Starlight Children's Foundation's IT Fund for Kids is calling for greater participation from the local IT community this year.

Starlight Children's Foundation's IT Fund for Kids is calling for greater participation from the local IT community this year.

The charity, which seeks to improve the quality of life for seriously ill and autistic children, argues that the predicted solid growth in the IT sector this year should be reflected in the degree of support from the industry.

According to the organisation, more than 600,000 children are admitted to hospital every year with an increasing number of children spending extended periods recuperating at home following treatment.

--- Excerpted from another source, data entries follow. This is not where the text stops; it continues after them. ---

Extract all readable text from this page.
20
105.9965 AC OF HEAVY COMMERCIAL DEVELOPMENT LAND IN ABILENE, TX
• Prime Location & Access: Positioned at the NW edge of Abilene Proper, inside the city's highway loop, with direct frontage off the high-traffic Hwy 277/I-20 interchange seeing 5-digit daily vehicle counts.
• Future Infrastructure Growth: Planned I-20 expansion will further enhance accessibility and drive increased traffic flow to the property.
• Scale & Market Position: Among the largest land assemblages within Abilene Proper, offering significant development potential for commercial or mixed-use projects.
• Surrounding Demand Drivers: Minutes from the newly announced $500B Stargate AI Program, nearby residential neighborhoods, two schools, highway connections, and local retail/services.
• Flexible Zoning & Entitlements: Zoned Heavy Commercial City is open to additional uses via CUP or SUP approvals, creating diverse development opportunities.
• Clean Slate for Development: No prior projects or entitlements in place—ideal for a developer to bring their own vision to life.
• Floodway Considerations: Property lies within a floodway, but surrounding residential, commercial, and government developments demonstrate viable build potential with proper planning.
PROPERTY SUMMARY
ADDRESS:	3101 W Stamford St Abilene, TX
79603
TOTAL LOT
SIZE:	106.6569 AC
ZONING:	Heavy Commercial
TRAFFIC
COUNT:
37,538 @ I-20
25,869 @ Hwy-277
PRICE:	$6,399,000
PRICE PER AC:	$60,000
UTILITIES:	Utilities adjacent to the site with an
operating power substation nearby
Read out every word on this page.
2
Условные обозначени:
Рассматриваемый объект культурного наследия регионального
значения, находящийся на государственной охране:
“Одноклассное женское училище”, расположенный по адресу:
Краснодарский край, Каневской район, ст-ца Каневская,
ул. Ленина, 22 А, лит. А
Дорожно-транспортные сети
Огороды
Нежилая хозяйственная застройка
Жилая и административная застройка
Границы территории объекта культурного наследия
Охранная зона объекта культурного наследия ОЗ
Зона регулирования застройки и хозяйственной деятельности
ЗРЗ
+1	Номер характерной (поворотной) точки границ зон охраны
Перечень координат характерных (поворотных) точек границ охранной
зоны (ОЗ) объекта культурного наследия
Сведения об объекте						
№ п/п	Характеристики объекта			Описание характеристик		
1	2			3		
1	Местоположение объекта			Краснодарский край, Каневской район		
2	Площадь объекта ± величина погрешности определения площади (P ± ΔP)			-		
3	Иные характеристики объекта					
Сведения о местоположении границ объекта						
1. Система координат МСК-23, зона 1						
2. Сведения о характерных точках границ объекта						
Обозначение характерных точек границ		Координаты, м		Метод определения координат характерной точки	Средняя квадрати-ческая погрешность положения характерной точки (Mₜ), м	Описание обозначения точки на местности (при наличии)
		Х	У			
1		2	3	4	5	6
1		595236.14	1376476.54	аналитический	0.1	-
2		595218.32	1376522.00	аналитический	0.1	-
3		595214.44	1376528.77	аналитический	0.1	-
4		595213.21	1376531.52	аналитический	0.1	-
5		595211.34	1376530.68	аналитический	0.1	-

Starlight currently reaches one in three of these children and is now seeking to raise that figure to three out of every three by 2010.

For the organisation’s partnership and development manager, Penny Waitsman, falling donation rates had created increased urgency for industry to participate.

“The challenge year on year has been keeping IT companies engaged and participation growing,” she said. “The Asian Tsunami saw a lot of companies blow their whole charity budgets last year so we are looking to double donations this year.”

The IT Fund for Kids has run since 2000 and has so far raised nearly $1.2 million through support from around 80 local IT&T companies.

This year it is looking to raise $500,000 in order to place 80 more Starlight Fun Centres in paediatric wards across Australia.

These mobile entertainment centres offered “positive distraction” from the boredom and discomfort of hospital life, Waitsman said.

Starlight is encouraging employees and companies to become involved via its 'Donate a Day's Pay' program and/or by purchasing a table at its 'Know IT All' Dinner Challenge to be held in Sydney.

The charity is also hoping to raise $30 million to give all ailing children greater access to the program, Waitsman said.

“Children are increasingly being discharged from hospitals early and treated as out-patients so we also want to look toward gaining more virtual private networks (VPNs) so that children will have virtual access to these services and other children in the community,” she said.